Interest rates remain unchanged
Today, the Monetary Policy Council has taken a surprising decision to keep interest rates unchanged (with the NBP reference rate staying at 6.75%). We were expecting the interest rates to be raised by 25bps, and this forecast was consistent with the market consensus. Statements expressed by some MPC members, including the NBP President, in the last couple of weeks were indicative of a high probability of interest rate stabilisation. However, the publication of preliminary data showing surprisingly high inflation in September (17.2% YoY vs. 16.1%) and a strong growth in core inflation combined with better-than-expected data on economic activity in the third quarter made us decide to keep our forecast of interest rates going up in today’s meeting unchanged.
Doors are still open for another interest rate hike
The tone of the press release following the October’s MPC meeting has not changed much comparing to the one published in September. In the Council’s opinion, monthly data shows that the annualised GDP growth will slow down in the third quarter. The Council has repeated that “a further slowdown of GDP growth is forecast for the coming quarters, while the economic outlook is subject to significant uncertainty.” The Council has once again declared that “further decisions of the Council will depend on incoming information regarding perspectives for inflation and economic activity, including the impact of the Russian military aggression against Ukraine on the Polish economy.” In our opinion, particularly noteworthy is the Council’s conclusion on the inflation outlook, which says that “given strength and persistence of the current shocks that remain beyond the impact of domestic monetary policy, a return of inflation towards the NBP inflation target will be gradual.” This means that the Council has adjusted the statement expressed in its press release following the September meeting, which said that a gradual decline in inflation would take place “in the coming years” without making any reference to the inflation target. In our opinion, the said adjustment should not be interpreted as a signal that would indicate that the inflation is expected to return to the target in the monetary policy transmission horizon. We believe that if the Council considered the return to be the most likely scenario, it would have been stated unambiguously in the press release. Henceforth, in our opinion, the press release suggests that today’s decision of the MPC should not be interpreted as ending the monetary policy tightening cycle. The doors are still open for another interest rate hike.

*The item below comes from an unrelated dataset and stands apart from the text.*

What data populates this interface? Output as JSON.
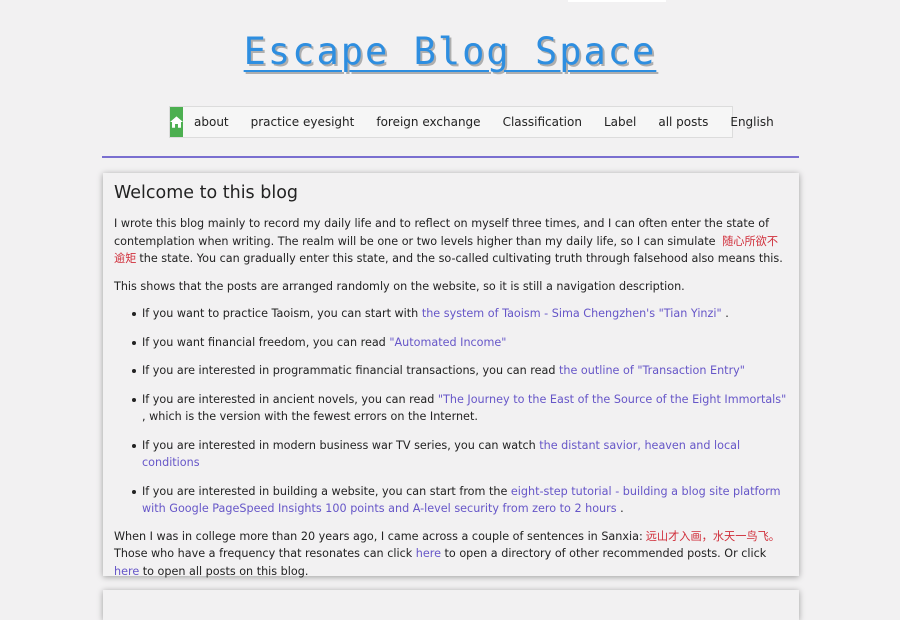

Today’s decision of the MPC reflects the reluctance to keep on tightening the monetary policy declared by the NBP President and some MPC members in their public statements despite persistent and high inflation that is unlikely to go back to the inflation target in the monetary policy transmission horizon. However, we believe that further, significant inflation growth that we expect to take place in the coming months, resulting from the combined impact of growth in energy prices, their second-round inflation effects, and loose monetary (including PLN depreciation) and fiscal policy, will make the Council raise interest rates once again in November. This scenario is supported by data published by the GUS today, which showed that the GDP growth in 2021 was significantly stronger. The data indicates that the positive output gap and the related inflation pressure may persist longer than we expected, which will increase the price dynamics expected in the inflation projection that is to be published by the NBP in November. We continue to believe that the monetary policy tightening cycle will come to its end in Q4 2022. Consequently, the target interest rate level may be lower than the market is currently expecting (7.50% for the NBP reference rate). This means that we can expect the PLN exchange rate to be increasingly volatile in the weeks to come. Tomorrow’s press conference of the NBP President will tell us more about the short-term outlook for interest rates.
We will present our revised macroeconomic scenario including the interest rates forecast in the next MACROmap.
In our opinion, the press release following today’s meeting of the Council is negative for the PLN and for yields on bonds.